The technology that was employed was initially basic AI – a very slow program that was prone to errors. However, as Hawking’s word selection speed improved, the AI within the software analysed Hawking’s words and used the information to assist in expressing his ideas. By processing Hawking’s books, articles and lectures, the system got so good that he did not even have to type whole phrases. When he selected “black”, for example, the word “hole” would automatically be suggested to follow it, since the AI program realised that these words were written in his books or articles multiple times.

Better health with AI

Hawking’s own experience with such a basic form of AI convinced him that it can indeed change people’s lives for the better. He defied predictions that he would only live for a few years at the onset of the disease, overcoming its debilitating effects that left him paralysed. Speech prediction helped him to cope with his neurological disease by allowing his razor sharp mind to express itself. Other similar AI-based systems are now helping to prevent and fight the burden of other diseases. For instance, AI has been used by microbiologists at Harvard University in a microscope that can analyse medical sensors and other health data to predict how likely a patient is to develop a severe blood infection. In studies, results were substantially more accurate and provided earlier warning, compared to other methods.

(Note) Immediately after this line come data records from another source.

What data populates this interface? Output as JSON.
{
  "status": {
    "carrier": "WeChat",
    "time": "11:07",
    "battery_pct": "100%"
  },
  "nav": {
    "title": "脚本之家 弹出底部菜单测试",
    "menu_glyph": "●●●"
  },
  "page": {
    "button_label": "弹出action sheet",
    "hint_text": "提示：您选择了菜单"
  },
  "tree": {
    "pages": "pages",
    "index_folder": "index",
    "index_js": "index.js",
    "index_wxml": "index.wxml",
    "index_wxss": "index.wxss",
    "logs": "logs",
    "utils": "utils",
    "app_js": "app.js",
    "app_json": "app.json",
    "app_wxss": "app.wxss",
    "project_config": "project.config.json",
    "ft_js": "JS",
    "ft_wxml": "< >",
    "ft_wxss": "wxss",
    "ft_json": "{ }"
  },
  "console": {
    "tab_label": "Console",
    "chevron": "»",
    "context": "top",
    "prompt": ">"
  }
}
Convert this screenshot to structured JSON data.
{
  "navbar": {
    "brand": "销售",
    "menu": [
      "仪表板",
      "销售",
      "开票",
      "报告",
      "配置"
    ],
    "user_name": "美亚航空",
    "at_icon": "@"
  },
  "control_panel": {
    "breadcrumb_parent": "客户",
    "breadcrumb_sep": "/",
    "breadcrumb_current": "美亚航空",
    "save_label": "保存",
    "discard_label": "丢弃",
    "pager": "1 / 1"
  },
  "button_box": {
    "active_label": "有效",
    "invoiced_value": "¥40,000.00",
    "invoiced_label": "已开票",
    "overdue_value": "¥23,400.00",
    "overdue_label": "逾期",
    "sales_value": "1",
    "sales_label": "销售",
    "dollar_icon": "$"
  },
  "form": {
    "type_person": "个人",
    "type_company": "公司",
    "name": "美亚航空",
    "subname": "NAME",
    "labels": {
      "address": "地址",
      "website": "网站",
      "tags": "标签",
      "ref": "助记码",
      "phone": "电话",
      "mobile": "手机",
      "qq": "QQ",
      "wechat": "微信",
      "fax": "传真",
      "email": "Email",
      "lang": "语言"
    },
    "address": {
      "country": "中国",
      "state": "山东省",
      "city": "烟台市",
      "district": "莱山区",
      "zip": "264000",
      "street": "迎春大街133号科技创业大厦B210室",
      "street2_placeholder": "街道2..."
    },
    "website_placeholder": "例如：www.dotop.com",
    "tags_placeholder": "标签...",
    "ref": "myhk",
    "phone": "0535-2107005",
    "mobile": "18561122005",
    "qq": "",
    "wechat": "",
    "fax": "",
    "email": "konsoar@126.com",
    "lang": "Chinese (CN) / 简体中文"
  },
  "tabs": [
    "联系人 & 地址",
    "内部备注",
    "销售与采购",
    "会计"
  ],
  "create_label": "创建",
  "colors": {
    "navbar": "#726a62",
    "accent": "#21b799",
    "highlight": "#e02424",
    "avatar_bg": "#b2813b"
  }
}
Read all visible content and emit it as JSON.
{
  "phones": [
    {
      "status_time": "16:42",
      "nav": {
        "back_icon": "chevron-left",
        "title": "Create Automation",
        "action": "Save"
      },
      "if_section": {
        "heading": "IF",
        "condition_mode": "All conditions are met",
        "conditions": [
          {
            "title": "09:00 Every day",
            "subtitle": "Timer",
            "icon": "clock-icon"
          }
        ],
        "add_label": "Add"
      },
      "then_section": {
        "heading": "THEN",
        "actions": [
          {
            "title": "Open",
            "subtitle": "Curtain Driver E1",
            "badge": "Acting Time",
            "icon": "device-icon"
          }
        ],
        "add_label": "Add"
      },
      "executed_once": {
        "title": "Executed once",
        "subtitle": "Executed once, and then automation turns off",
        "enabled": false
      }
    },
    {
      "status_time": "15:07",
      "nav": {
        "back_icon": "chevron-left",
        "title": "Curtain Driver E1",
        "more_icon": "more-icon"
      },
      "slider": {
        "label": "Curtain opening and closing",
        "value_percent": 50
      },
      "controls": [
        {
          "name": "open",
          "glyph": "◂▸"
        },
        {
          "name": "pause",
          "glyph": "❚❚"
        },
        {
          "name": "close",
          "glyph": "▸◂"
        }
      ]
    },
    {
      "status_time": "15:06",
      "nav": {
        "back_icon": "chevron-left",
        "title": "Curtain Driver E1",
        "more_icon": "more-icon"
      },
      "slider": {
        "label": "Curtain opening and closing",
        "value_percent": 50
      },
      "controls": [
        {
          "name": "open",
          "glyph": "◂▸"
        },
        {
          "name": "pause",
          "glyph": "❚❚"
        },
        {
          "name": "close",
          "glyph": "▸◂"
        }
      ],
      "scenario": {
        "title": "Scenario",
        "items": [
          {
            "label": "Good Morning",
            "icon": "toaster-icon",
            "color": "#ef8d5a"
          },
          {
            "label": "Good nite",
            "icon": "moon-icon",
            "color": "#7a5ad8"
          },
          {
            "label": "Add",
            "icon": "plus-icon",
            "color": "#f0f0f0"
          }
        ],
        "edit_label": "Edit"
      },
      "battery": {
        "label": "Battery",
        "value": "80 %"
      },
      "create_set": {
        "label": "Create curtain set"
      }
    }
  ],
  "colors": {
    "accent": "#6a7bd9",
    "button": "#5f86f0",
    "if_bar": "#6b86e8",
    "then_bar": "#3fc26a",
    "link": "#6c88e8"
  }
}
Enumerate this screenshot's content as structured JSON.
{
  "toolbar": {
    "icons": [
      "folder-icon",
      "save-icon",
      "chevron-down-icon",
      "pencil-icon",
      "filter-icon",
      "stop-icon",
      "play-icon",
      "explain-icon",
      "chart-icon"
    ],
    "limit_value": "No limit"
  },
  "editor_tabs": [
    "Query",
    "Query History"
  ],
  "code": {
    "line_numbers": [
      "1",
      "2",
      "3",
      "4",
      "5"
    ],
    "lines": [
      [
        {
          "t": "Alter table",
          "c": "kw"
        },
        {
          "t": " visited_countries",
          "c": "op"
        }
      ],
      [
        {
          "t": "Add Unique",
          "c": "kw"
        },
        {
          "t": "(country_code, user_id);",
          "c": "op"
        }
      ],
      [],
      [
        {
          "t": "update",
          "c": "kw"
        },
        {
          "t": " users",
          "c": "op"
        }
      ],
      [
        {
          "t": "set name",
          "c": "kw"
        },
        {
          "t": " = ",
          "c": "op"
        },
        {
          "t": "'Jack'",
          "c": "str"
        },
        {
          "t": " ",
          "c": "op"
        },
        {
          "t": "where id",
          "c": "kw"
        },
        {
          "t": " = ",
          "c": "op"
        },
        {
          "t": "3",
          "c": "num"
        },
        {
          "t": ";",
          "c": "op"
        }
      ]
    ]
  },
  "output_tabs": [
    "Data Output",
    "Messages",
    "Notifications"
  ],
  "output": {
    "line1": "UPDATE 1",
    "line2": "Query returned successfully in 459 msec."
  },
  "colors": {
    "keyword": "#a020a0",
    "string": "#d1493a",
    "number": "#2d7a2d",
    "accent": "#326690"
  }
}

In another instance, a group of researchers developed an AI program to predict patients’ futures by going through 700,000 electronic health records. ‘Deep Patient’ as the program is known, discovered connections that doctors could not see, detecting new risk patterns for diseases and illnesses such as cancers, diabetes and psychiatric disorders.

AI has even powered a ‘Smart Tissue Autonomous Robot’ that has outperformed human surgeons in a procedure on pigs which is very similar to a type of operation on human patients.

The end of the human race

On the other hand, if AI is left unchecked, it could spell the end of our species, according to Hawking. He argues that humans are limited by slow biological evolution so they cannot compete with superhuman AI, and would therefore naturally be superseded. Once that happens, AI would become its own master and re-design itself at an ever-increasing rate, leaving humanity in the dust.

The good, the bad and….?

The simple truth is that there are many benefits which are readily available today through AI and even more are being developed. However, like science fiction becoming reality, there are also indications that rapid advances in this field would suggest that superhuman AI systems could become extremely powerful, to the point of overtaking human intelligence and ultimately taking over our need to exist. Of course this may never happen at all and regulation may have its part to play as well.

In the meantime, as Hawking knew, there is much to be gained from AI, noting that the technology could help get rid of disease and poverty, and reverse climate change damage (something that he otherwise predicted would turn Earth into a “ball of fire” within six centuries) citing ”We are close to the tipping point where global warming becomes irreversible”. Hawking’s ideas for the survival of the human race has us colonising planets in the future in the closest star system to our, Alpha Centauri.

Although Hawking called for both research and restraint with regards to AI, it ultimately gave him a better and more efficient voice than his body was able to provide and allowed the rest of us to witness the brilliant mind of a genius who dedicated his life to unlocking the secrets of the Universe.